Decision Date: September 15, 2014
Court: District of New Jersey
Patents: D485,990
Holding: Defendant’s motion for summary judgment GRANTED Opinion:

Allyson Wallace, initially acting pro se, sued Ideavillage Products Corporation for infringement of U.S. Design Patent No. D485,990 (“the ’990 patent”), entitled “Body Washing Brush.” Wallace is the named inventor of the ’990 patent. Ideavillage is a developer and marketer of “As Seen on TV” consumer products. Wallace alleged that Ideavillage’s product, Spin Spa, which is an embodiment of U.S. Design Patent No. D550,914, entitled “Hand Held Cleaning Unit,” infringed the ’990 patent. Ideavillage moved for summary judgment on the basis of non-infringement.

To determine whether a product infringes a claimed design, a court must determine whether the accused infringing product would appear substantially the same as the claimed design to the ordinary observer. This determination consists of a first level analysis where the court directly compares the accused design to the claimed design. If the claimed design and the accused design are sufficiently distinct, the patentee has not met its burden and there is no infringement. If the two designs are not plainly dissimilar under the first level, the court will continue to the second level where the accused and claimed designs are compared with the prior art to help define what the ordinary observer would consider substantially the same.

Ideavillage pointed out six differences between the ’990 patent and the Spin Spa. For example, the ’990 patent has a straight handle and a finger grip with a hill and valley design, while the Spin Spa has a bent or curved handle without such a finger grip. The ’990 patent has a flat threaded opening at the base of the handle, but the Spin Spa has a closed pointed end. Moreover, the head of the claimed design in the ’990 patent is round with a two-tiered brush and has a protrusion at the back of the head. But the Spin Spa’s head is oblong without a two-tiered brush and does not have a protrusion at the back. Finally, the ’990 patent lacks any decoration at the back of the handle. In contrast, the Spin Spa has an oval at the neck of the handle and an oval grip in the back of the handle. Although Wallace argued that these differences were “inconsequential to the overall designs,” the court found that the two designs were sufficiently distinct and that Wallace could not prove that the designs appear substantially the same.

Although the court found the designs to be sufficiently distinct, it decided to take the further step of consulting the prior art.
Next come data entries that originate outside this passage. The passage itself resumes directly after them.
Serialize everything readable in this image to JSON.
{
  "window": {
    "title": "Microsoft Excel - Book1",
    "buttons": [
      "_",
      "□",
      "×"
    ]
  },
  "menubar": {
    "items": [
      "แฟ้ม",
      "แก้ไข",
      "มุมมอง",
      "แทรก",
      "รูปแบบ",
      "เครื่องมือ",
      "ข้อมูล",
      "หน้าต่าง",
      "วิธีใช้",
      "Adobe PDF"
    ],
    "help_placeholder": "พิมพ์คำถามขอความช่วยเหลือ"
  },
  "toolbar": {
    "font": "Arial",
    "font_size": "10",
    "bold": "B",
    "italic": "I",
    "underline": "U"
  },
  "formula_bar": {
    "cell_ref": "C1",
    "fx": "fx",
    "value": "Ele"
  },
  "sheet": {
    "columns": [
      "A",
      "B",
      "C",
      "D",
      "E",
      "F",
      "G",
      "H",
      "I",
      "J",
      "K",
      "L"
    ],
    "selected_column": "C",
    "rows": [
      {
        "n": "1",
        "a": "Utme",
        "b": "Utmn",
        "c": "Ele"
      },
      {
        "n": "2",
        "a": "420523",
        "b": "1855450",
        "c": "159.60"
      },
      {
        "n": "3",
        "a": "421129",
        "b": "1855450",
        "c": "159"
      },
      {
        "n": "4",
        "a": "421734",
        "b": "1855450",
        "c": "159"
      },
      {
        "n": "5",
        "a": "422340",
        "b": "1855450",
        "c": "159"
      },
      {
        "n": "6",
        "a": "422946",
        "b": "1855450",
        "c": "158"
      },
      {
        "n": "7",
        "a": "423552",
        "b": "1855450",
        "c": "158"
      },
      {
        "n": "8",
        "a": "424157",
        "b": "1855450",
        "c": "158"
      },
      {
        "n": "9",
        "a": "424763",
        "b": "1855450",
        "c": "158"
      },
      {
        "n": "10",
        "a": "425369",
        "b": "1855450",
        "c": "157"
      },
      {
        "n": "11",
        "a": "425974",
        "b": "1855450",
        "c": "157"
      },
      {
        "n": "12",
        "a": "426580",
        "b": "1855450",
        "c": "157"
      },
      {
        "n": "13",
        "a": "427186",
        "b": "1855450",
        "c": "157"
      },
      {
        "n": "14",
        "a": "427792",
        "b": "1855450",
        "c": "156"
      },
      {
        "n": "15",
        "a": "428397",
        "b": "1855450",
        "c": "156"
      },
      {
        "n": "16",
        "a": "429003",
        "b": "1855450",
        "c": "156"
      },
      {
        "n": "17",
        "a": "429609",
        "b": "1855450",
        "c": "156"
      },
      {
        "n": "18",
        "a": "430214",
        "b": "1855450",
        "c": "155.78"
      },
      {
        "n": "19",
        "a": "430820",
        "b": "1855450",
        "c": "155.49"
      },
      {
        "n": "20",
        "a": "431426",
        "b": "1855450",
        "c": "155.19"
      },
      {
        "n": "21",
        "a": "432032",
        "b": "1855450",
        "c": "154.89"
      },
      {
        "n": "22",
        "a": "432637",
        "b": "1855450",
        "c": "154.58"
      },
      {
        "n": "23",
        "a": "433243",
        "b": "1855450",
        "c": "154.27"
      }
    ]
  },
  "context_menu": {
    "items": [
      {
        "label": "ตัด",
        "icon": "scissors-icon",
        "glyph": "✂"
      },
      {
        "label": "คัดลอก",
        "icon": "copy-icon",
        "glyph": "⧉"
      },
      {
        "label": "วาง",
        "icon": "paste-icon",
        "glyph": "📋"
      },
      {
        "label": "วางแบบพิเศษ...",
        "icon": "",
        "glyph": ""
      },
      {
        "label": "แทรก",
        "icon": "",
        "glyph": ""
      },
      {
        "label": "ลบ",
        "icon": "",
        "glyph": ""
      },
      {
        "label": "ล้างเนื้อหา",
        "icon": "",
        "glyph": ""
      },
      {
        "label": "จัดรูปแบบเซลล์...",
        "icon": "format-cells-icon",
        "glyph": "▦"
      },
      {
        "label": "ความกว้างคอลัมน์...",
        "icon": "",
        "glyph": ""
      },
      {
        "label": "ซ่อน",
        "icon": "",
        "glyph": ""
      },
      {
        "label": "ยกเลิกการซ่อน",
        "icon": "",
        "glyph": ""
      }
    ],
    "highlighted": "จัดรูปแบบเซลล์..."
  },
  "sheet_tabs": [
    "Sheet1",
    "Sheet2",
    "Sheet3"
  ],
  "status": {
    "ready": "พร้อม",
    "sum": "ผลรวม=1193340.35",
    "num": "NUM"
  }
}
In part because Wallace began the lawsuit as a pro se plaintiff, and in part because of the delay in the case and the patience and diligence exhibited by both parties during litigation, the court concluded that the second level of analysis was “appropriate and necessary to clarify and fully explicate” the court’s decision.

The court found “the marketplace for brushes with handles” to be rather crowded. Thus it was even more appropriate to consider the prior art. Ideavillage presented 170 patents as examples of prior art and identified eight as support for its motion for summary judgment. As the primary prior art reference, the court compared U.S. Patent No. 4,417,826 (“the ’826 patent”), entitled “Liquid Driven Rotary Brush with Liquid Soap Feeder,” with the Spin Spa and the ’990 patent. According to the court, the ’990 patent was “strikingly similar” to the ’826 patent. For example, each has a rounded head with a protrusion on the back side and a straight handle with a hill and valley finger grip. These “remarkable” similarities highlight the differences between the Spin Spa and the ’990 patent.

Accordingly, the court concluded that no reasonable ordinary observer would be deceived into believing the Spin Spa was the same as the design of the ’990 patent and granted Ideavillage’s motion for summary judgment. On October 24, 2014, Wallace appealed the court’s decision to the Federal Circuit, where the case is now pending.